The process of translating the Game of Life to the GPU is actually quite simple. We take the standard game board (an array), and turn it into a texture. We use this as input to a shader, which outputs the next game state. In the middle is where the game logic occurs. We sample the game board texture at the 8 neighboring pixels (the creature's 8 neighbors). We take the returned value and convert it to a boolean (alive/dead), and count how many of these are true to get the current creature's living neighbor count. Each creature can be processed in parallel by a different shader core, allowing hundreds of cells to be simulated simultaneously.

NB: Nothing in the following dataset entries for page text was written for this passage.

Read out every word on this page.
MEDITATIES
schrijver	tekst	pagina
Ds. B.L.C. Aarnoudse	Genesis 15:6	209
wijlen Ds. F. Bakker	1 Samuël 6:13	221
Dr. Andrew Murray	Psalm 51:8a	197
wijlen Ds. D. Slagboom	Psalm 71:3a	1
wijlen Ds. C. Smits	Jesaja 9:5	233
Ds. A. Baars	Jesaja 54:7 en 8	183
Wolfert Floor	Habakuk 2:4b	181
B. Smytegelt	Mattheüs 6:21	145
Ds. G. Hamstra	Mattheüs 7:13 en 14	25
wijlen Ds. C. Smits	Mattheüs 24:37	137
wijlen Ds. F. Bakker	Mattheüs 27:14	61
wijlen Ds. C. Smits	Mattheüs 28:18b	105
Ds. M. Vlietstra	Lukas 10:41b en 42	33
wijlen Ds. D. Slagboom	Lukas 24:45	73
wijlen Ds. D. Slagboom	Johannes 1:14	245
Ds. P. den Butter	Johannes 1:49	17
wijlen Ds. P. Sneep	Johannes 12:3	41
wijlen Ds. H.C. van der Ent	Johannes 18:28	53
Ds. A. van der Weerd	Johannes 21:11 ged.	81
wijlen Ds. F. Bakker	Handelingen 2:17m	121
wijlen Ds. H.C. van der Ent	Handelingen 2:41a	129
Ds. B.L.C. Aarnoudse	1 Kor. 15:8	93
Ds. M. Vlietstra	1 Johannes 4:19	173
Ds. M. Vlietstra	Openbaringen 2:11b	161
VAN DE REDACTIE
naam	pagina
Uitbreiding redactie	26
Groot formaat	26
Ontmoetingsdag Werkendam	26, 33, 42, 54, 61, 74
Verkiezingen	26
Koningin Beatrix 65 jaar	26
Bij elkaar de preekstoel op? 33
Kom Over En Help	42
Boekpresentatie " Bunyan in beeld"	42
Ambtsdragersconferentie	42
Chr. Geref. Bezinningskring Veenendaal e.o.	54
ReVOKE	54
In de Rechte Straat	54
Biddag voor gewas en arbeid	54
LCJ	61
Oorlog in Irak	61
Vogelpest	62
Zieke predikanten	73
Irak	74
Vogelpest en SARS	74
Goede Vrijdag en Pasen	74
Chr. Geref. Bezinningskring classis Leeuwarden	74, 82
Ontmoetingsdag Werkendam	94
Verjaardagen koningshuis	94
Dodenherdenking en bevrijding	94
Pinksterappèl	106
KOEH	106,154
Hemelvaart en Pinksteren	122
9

To make this a bit prettier, I had my 3D visualization render each cell as a cube. If there was no creature living in the space, it was drawn in red. If it contained a living creature, it was drawn in green. While it's not fancy, it definitely looks more interesting than the simple 2D visualization. (I would have loved to make it more interesting/flashy, but I didn't have enough time - too much work for other classes.) The cubes were drawn using glDrawArraysInstanced, so all of them could be drawn in one function call, and the 3D visualization's vertex shader properly positioned them based on instance ID. (This is also how it figured out whether the creature there was alive or dead.)